The arms have been borne since 22 March 1976 after a decision by the municipality and approval from the government of Lower Franconia.

===Town twinning===
- Avenay, Calvados, France since 1990
- Amayé-sur-Orne, Calvados, France since 1990
- Maizet, Calvados, France since 1990
- Montigny, Calvados, France since 1990
- Préaux-Bocage, Calvados, France since 1990
- Maisoncelles-sur-Ajon, Calvados, France since 1990
- Sainte-Honorine-du-Fay, Calvados, France since 1990
- Vacognes-Neuilly, Calvados, France since 1990
- Montillières-sur-Orne, Calvados, France since 1996

All nine French municipalities mentioned above are part of a single partnership organized under the umbrella organization I.C.L. Val Orne-Ajon.

==Arts and culture==

The Baroque Catholic parish church of Saint John's Beheading (Pfarrkirche Sankt Johannes' Enthauptung) stands on the hill above the village. Every year, the Catholic parish celebrates its patronage on 29 August, the day when the church commemorates the Passion of John the Baptist.

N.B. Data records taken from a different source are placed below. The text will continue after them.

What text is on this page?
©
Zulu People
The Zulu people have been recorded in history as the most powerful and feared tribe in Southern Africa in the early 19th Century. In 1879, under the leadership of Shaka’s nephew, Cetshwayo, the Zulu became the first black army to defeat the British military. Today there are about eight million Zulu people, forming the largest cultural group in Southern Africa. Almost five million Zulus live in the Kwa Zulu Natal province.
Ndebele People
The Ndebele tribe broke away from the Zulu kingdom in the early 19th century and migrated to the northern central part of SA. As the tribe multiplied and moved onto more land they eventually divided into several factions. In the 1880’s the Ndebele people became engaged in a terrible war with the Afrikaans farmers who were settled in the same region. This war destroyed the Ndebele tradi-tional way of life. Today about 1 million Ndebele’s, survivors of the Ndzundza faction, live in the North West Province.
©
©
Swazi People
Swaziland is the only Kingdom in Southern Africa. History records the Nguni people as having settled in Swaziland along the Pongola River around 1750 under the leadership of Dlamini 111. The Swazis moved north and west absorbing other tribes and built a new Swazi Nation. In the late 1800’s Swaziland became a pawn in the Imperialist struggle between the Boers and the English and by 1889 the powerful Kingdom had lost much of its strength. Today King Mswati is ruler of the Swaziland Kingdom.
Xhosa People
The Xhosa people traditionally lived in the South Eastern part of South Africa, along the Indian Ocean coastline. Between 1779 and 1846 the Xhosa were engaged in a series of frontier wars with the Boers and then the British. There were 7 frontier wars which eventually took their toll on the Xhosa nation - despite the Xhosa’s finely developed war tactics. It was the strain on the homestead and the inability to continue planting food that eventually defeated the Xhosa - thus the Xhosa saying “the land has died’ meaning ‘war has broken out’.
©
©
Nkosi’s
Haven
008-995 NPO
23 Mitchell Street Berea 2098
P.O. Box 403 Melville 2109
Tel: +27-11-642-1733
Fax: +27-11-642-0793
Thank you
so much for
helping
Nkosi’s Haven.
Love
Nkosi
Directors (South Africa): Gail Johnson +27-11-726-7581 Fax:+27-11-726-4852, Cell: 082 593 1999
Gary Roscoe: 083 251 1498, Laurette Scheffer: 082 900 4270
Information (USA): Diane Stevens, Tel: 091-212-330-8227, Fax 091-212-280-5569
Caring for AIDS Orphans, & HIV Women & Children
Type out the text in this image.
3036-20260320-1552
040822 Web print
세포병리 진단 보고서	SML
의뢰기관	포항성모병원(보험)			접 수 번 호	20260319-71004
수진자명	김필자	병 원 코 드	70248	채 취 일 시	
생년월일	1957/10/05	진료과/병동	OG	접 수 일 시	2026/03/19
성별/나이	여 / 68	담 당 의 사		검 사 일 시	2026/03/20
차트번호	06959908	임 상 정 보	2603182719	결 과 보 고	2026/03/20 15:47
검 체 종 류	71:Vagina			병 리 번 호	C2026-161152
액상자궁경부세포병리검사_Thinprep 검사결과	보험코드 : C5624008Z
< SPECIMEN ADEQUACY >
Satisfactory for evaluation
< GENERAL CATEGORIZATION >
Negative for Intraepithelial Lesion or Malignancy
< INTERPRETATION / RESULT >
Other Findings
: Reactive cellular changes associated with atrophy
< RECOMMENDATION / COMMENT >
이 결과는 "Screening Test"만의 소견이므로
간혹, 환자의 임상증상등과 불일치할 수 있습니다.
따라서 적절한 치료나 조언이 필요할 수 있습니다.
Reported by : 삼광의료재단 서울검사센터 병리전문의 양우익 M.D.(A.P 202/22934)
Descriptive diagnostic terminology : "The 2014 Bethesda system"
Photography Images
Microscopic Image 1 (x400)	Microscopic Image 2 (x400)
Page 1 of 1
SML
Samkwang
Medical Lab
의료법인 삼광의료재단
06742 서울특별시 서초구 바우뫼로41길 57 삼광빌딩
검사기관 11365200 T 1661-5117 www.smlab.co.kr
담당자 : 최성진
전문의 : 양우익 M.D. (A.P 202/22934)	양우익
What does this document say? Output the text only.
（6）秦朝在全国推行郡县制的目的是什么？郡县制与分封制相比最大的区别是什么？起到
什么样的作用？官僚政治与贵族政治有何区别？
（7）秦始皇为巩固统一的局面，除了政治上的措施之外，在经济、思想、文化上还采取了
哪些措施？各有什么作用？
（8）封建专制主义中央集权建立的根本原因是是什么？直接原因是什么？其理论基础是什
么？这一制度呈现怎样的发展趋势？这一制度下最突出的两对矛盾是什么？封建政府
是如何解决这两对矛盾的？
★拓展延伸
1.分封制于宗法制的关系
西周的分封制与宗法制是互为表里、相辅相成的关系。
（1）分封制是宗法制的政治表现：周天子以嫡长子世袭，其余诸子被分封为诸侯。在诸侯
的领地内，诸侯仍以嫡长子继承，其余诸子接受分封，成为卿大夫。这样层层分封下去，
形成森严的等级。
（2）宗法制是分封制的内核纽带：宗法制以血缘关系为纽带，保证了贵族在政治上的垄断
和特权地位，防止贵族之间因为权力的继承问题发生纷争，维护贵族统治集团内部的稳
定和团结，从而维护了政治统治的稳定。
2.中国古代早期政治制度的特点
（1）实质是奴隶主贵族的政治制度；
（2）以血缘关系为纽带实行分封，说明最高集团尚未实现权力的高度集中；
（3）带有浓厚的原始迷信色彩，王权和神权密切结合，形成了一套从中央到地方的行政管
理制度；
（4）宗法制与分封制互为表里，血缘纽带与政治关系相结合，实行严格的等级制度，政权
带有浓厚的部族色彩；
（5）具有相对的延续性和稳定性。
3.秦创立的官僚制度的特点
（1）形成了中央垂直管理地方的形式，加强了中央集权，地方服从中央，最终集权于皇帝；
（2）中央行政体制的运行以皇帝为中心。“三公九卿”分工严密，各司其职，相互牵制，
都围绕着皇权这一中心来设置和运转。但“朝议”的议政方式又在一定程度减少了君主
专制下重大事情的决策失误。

The Mühlbergfest is a yearly musical event which draws roughly 2,000 visitors. Past acts included bands as the Bananafishbones, ABCD, the Rodgau Monotones, Pur, Cashma Hoody, Boppin‘B or The Bones.

==Notable people==
- Alfons Goppel (1905–1991), German politician (CSU). From 1962 to 1978 he was Premier (Ministerpräsident) of Bavaria.